Burundi president agrees to inclusive dialogue

Burundi's President Pierre Nkurunziza (L) and the United Nations Secretary-General Ban Ki-moon address a news conference in the capital Bujumbura February 23, 2016 - REUTERS

Burundi's President Pierre Nkurunziza (L) and the United Nations Secretary-General Ban Ki-moon address a news conference in the capital Bujumbura February 23, 2016 - REUTERS

23/02/2016 12:51

Reuters reports from Nairobi that the United Nations’ Secretary General Ban Ki-moon has said Tuesday that Burundi's President Pierre Nkurunziza agreed to begin an inclusive dialogue to end a months-long political crisis in the central African nation.

"I was very encouraged that the political leaders whether they are ...in government or the ruling party or opposition, they promised that they will engage in inclusive dialogue. This is what President Nkurunziza also confirmed," Ban Ki-Moon told a news conference in Bujumbura.

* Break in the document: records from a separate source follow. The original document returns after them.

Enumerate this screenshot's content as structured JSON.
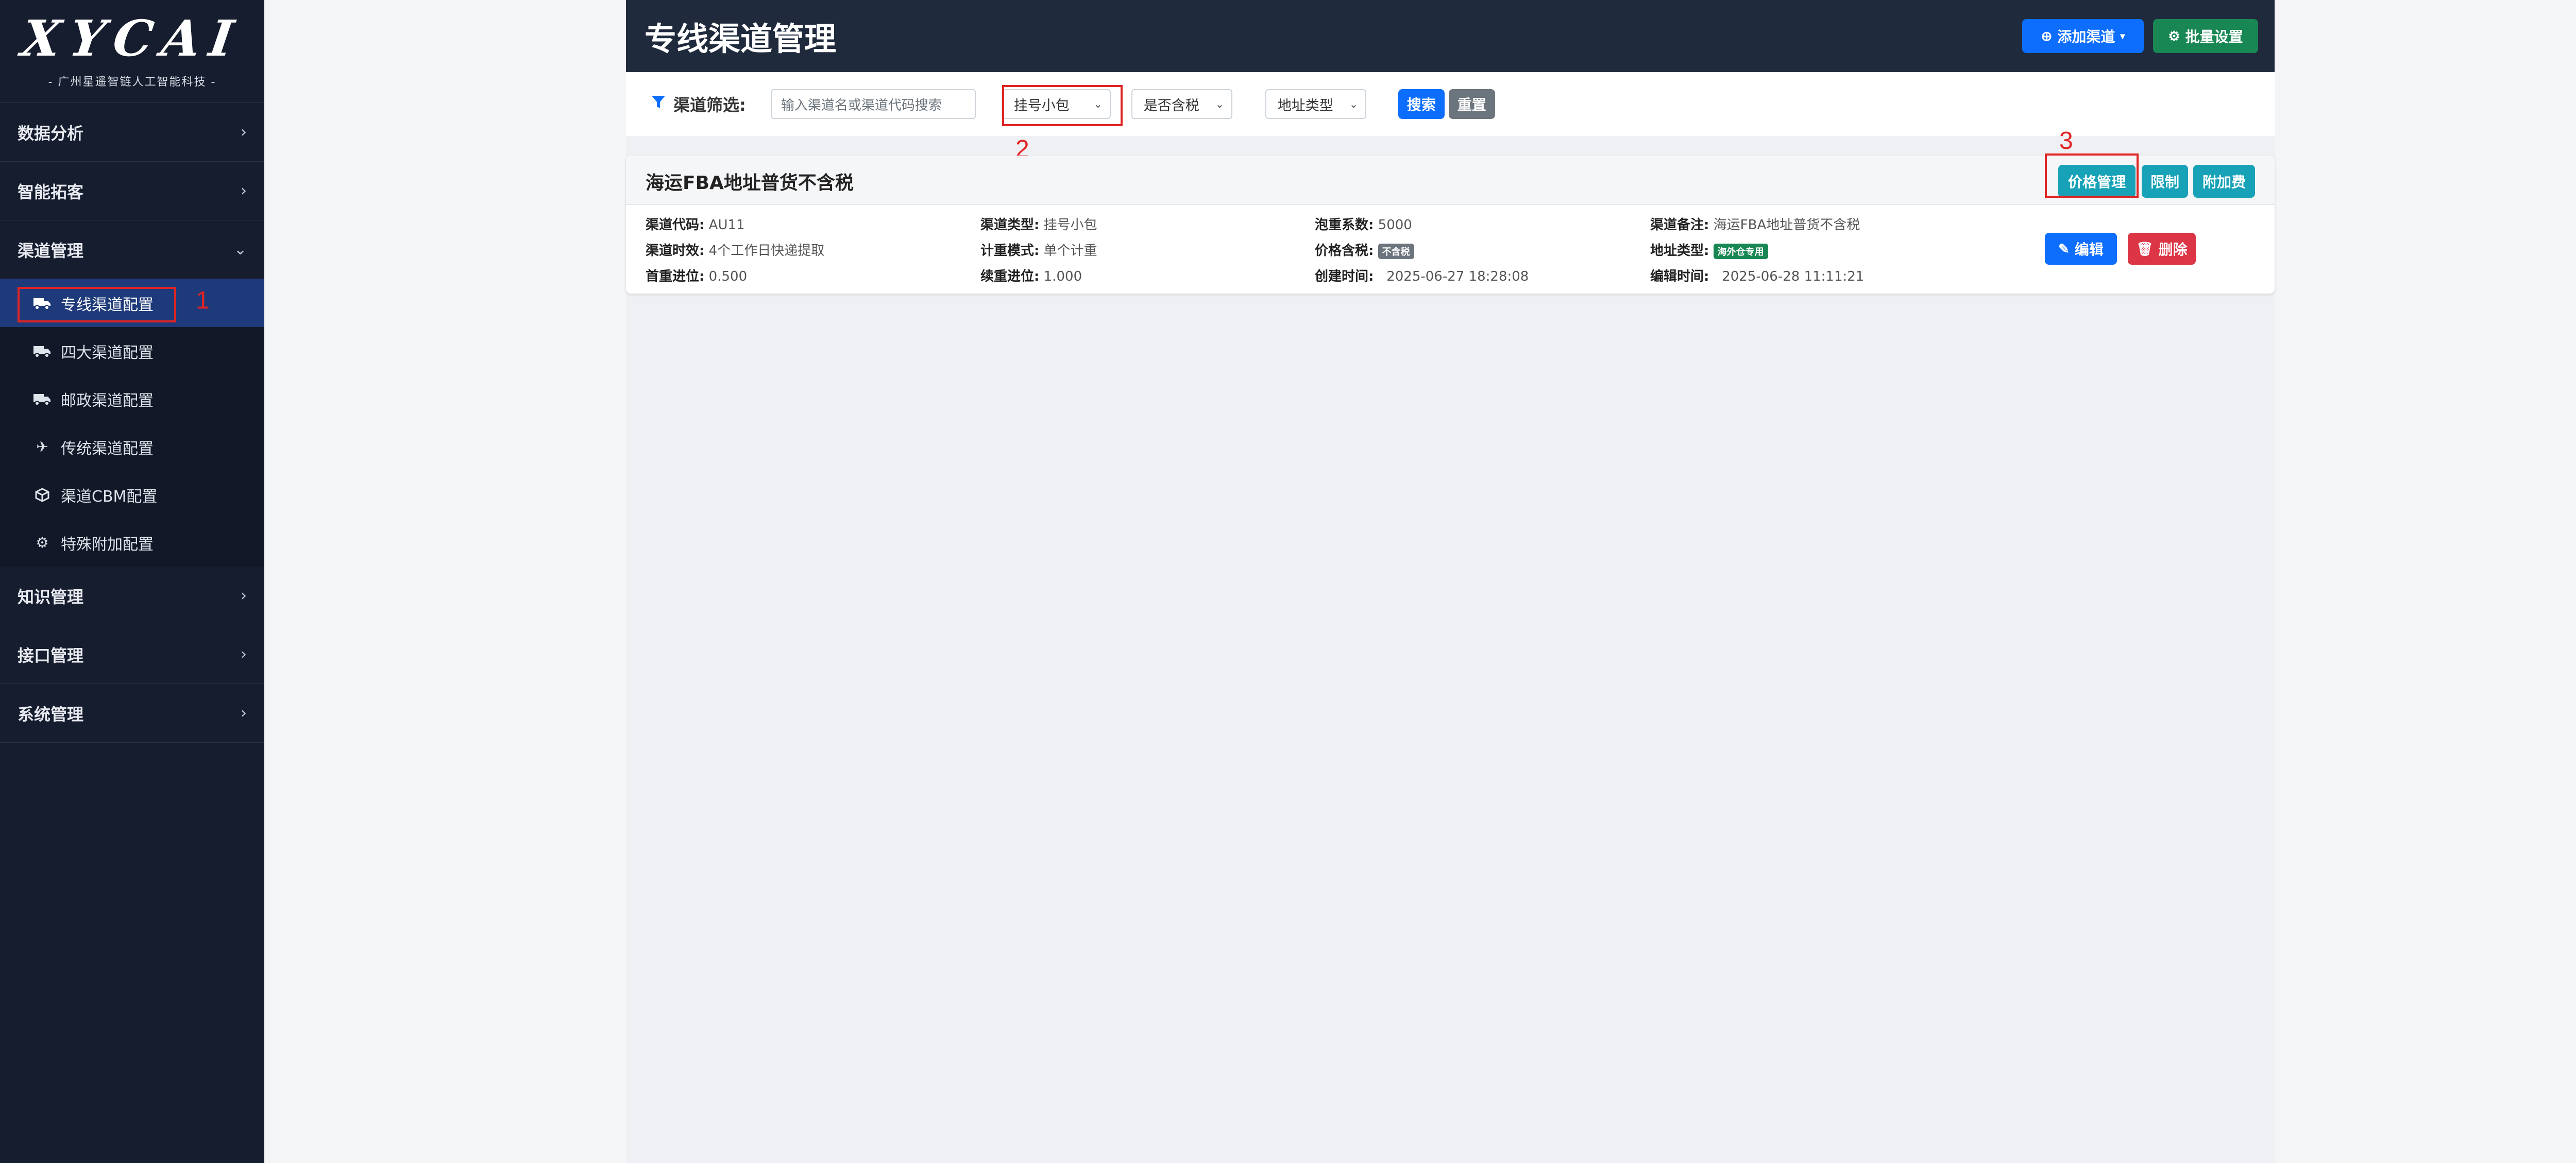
{
  "sidebar": {
    "logo_text": "XYCAI",
    "logo_sub": "- 广州星遥智链人工智能科技 -",
    "groups": [
      {
        "label": "数据分析",
        "chevron": "›"
      },
      {
        "label": "智能拓客",
        "chevron": "›"
      },
      {
        "label": "渠道管理",
        "chevron": "⌄"
      },
      {
        "label": "知识管理",
        "chevron": "›"
      },
      {
        "label": "接口管理",
        "chevron": "›"
      },
      {
        "label": "系统管理",
        "chevron": "›"
      }
    ],
    "subitems": [
      {
        "label": "专线渠道配置",
        "icon": "truck-icon",
        "active": true
      },
      {
        "label": "四大渠道配置",
        "icon": "truck-icon"
      },
      {
        "label": "邮政渠道配置",
        "icon": "truck-icon"
      },
      {
        "label": "传统渠道配置",
        "icon": "plane-icon"
      },
      {
        "label": "渠道CBM配置",
        "icon": "box-icon"
      },
      {
        "label": "特殊附加配置",
        "icon": "gear-icon"
      }
    ]
  },
  "header": {
    "title": "专线渠道管理",
    "add_channel_label": "添加渠道",
    "batch_settings_label": "批量设置"
  },
  "filter": {
    "label": "渠道筛选:",
    "search_placeholder": "输入渠道名或渠道代码搜索",
    "channel_type_value": "挂号小包",
    "tax_value": "是否含税",
    "address_type_value": "地址类型",
    "search_label": "搜索",
    "reset_label": "重置"
  },
  "channel_card": {
    "title": "海运FBA地址普货不含税",
    "price_mgmt_label": "价格管理",
    "limit_label": "限制",
    "surcharge_label": "附加费",
    "edit_label": "编辑",
    "delete_label": "删除",
    "fields": {
      "code_label": "渠道代码:",
      "code": "AU11",
      "type_label": "渠道类型:",
      "type": "挂号小包",
      "volume_label": "泡重系数:",
      "volume": "5000",
      "note_label": "渠道备注:",
      "note": "海运FBA地址普货不含税",
      "timeliness_label": "渠道时效:",
      "timeliness": "4个工作日快递提取",
      "billing_label": "计重模式:",
      "billing": "单个计重",
      "tax_label": "价格含税:",
      "tax_badge": "不含税",
      "addr_label": "地址类型:",
      "addr_badge": "海外仓专用",
      "first_label": "首重进位:",
      "first": "0.500",
      "cont_label": "续重进位:",
      "cont": "1.000",
      "created_label": "创建时间:",
      "created": "2025-06-27 18:28:08",
      "edited_label": "编辑时间:",
      "edited": "2025-06-28 11:11:21"
    }
  },
  "annotations": {
    "n1": "1",
    "n2": "2",
    "n3": "3"
  },
  "colors": {
    "sidebar_bg": "#161d2f",
    "header_bg": "#1f2a3d",
    "primary": "#0d6efd",
    "success": "#198754",
    "info": "#17a2b8",
    "danger": "#dc3545",
    "annotation_red": "#e02424"
  }
}
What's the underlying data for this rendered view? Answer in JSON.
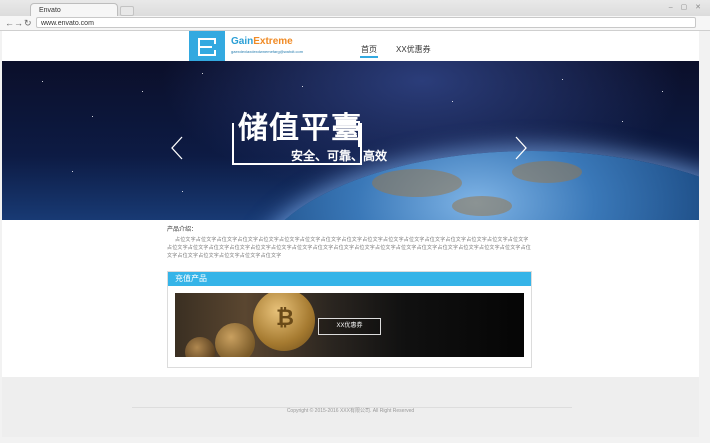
{
  "browser": {
    "tab_title": "Envato",
    "url": "www.envato.com",
    "back_icon": "back-arrow-icon",
    "forward_icon": "forward-arrow-icon",
    "refresh_icon": "refresh-icon"
  },
  "header": {
    "logo_text_1": "Gain",
    "logo_text_2": "Extreme",
    "logo_sub": "gaexdexlaxdexdwnemefarg@wahdt.com",
    "nav": [
      {
        "label": "首页",
        "active": true
      },
      {
        "label": "XX优惠券",
        "active": false
      }
    ]
  },
  "banner": {
    "title": "储值平臺",
    "subtitle": "安全、可靠、高效",
    "prev_icon": "chevron-left-icon",
    "next_icon": "chevron-right-icon"
  },
  "content": {
    "intro_label": "产品介绍：",
    "intro_text": "占位文字占位文字占位文字占位文字占位文字占位文字占位文字占位文字占位文字占位文字占位文字占位文字占位文字占位文字占位文字占位文字占位文字占位文字占位文字占位文字占位文字占位文字占位文字占位文字占位文字占位文字占位文字占位文字占位文字占位文字占位文字占位文字占位文字占位文字占位文字占位文字占位文字占位文字占位文字占位文字",
    "product_header": "充值产品",
    "product_button": "XX优惠券"
  },
  "footer": {
    "copyright": "Copyright © 2015-2016 XXX有限公司. All Right Reserved"
  },
  "colors": {
    "accent": "#35b4e8",
    "logo_orange": "#f08a24"
  }
}
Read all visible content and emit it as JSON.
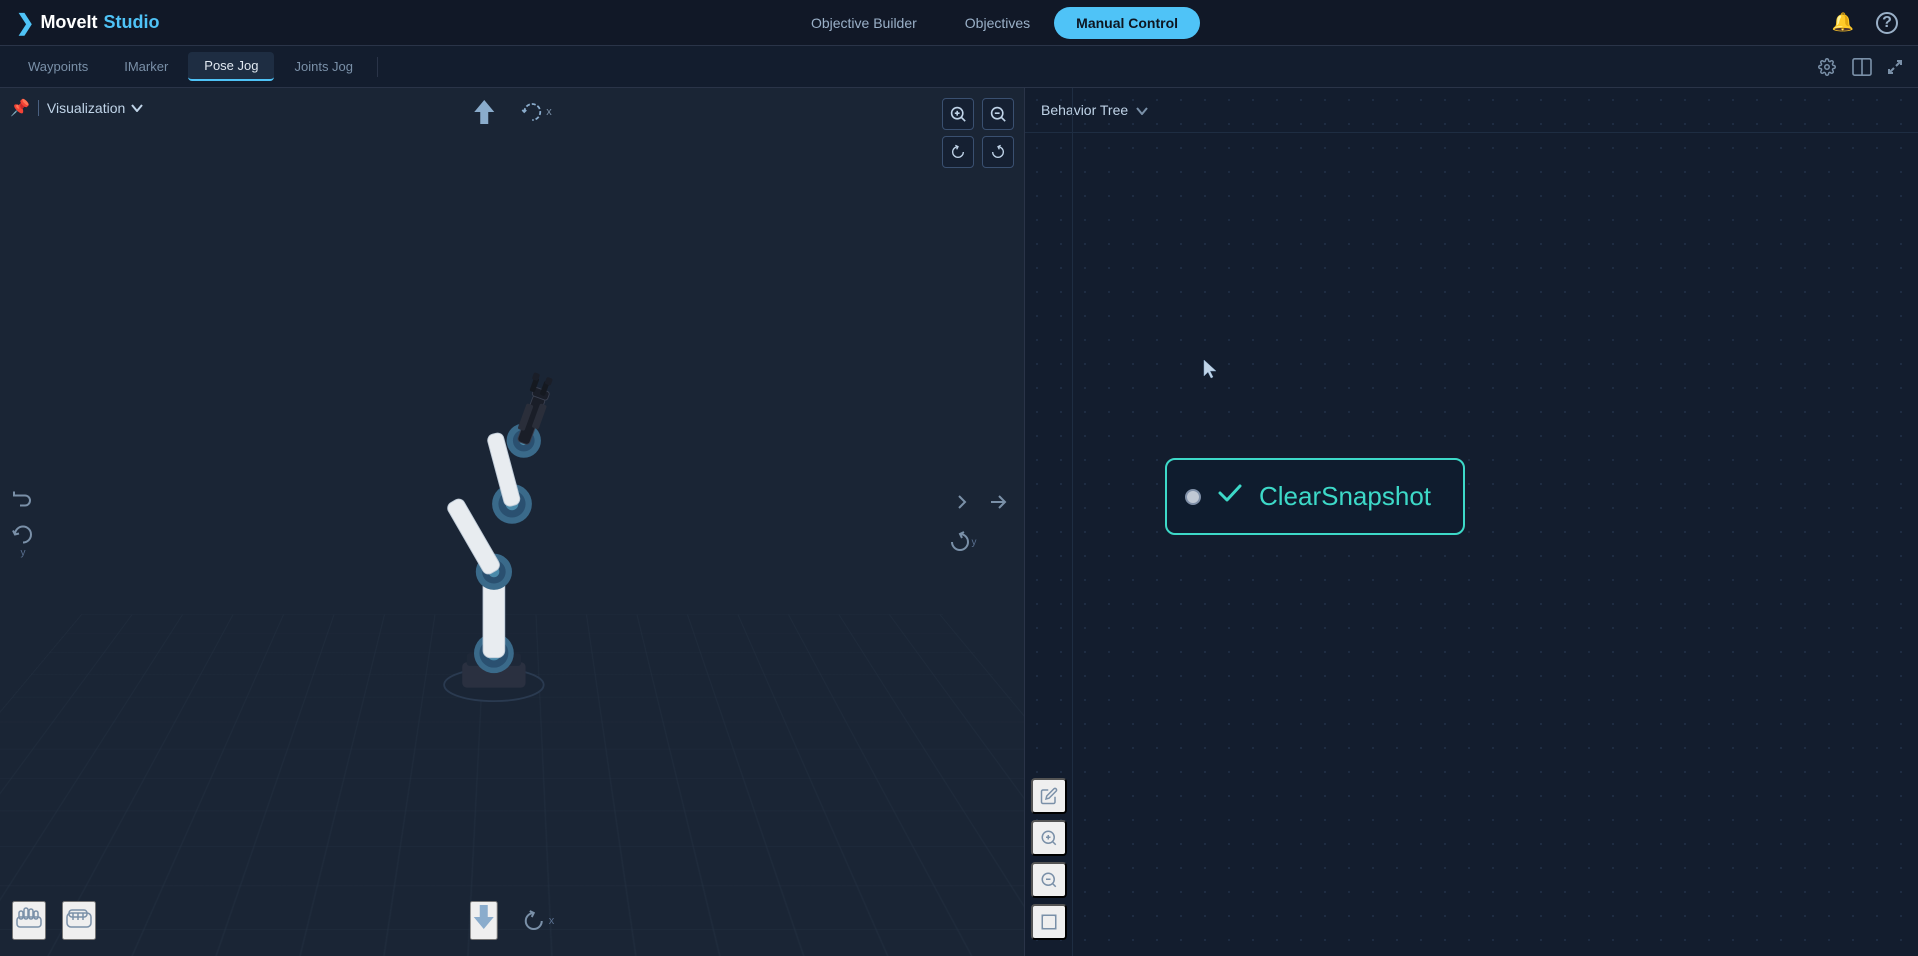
{
  "app": {
    "logo_arrow": "❯",
    "logo_moveit": "MoveIt",
    "logo_studio": " Studio"
  },
  "nav": {
    "objective_builder": "Objective Builder",
    "objectives": "Objectives",
    "manual_control": "Manual Control"
  },
  "tabs": {
    "waypoints": "Waypoints",
    "imarker": "IMarker",
    "pose_jog": "Pose Jog",
    "joints_jog": "Joints Jog"
  },
  "visualization": {
    "panel_label": "Visualization",
    "dropdown_label": "Visualization"
  },
  "behavior_tree": {
    "panel_title": "Behavior Tree",
    "node_title": "ClearSnapshot"
  },
  "icons": {
    "zoom_in": "🔍",
    "zoom_out": "🔍",
    "arrow_up": "↑",
    "rotate_x": "↺x",
    "rotate_ccw_z": "↺z",
    "rotate_cw_z": "↻z",
    "arrow_left": "↩",
    "rotate_left": "↺",
    "arrow_right": "↪",
    "arrow_down": "↓",
    "rotate_y": "↺y",
    "edit_icon": "✏",
    "zoom_in_panel": "+",
    "zoom_out_panel": "−",
    "fit_icon": "⊡",
    "bell": "🔔",
    "help": "?",
    "settings": "⚙",
    "split_view": "⊟",
    "pin": "📌",
    "check": "✓",
    "chevron_down": "▾",
    "hand_open": "✋",
    "hand_fist": "✊"
  }
}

The UN Secretary General’s comments come after he held talks with Burundi’s leader in the capital, Bujumbura, in a bid to bring fresh impetus to stalled efforts to resolve a crisis that has left more than 400 people dead.

The UN secretary-general, who also met with opposition leaders, said both sides had “promised that they would engage in inclusive dialogue” to end the violence, which began in April 2014 when Nkurunziza decided to extend his rule by running for a controversial third term. Since then, clashes between loyalists and the opposition have turned increasingly violent, despite attempts by regional leaders to broker a political solution.

Ban ki-Moon's visit came as Burundi's government appeared to soften its position towards its opponents, agreeing to receive a delegation of African heads of state expected later this week and cancelling international arrest warrants against several exiled opposition leaders. 

The African Union is sending South African President, Jacob Zuma to Bujumbura on 25 February together with the leaders of Mauritania, Senegal, Gabon and Ethiopia to assist with the political crisis in that country. 

More than 240,000 people have fled the country since the start of the crisis while thousands more have been arrested and the security forces repeatedly accused of extrajudicial executions and other human rights violations. The UN has warned that Burundi risks a repeat of the 1993-2005 civil war in which an estimated 300,000 people died.

The government of neighbouring Rwanda, which is sheltering about 75,000 Burundians, meanwhile confirmed it is planning to relocate the refugees to other countries, but insisted it would respect its obligations under international law. Rwanda's relocation plan comes amid accusations that Kigali is meddling in Burundi's affairs.

Burundi has repeatedly accused Rwanda of backing rebels intent on overthrowing the government in Bujumbura. Kigali has fiercely denied the accusations.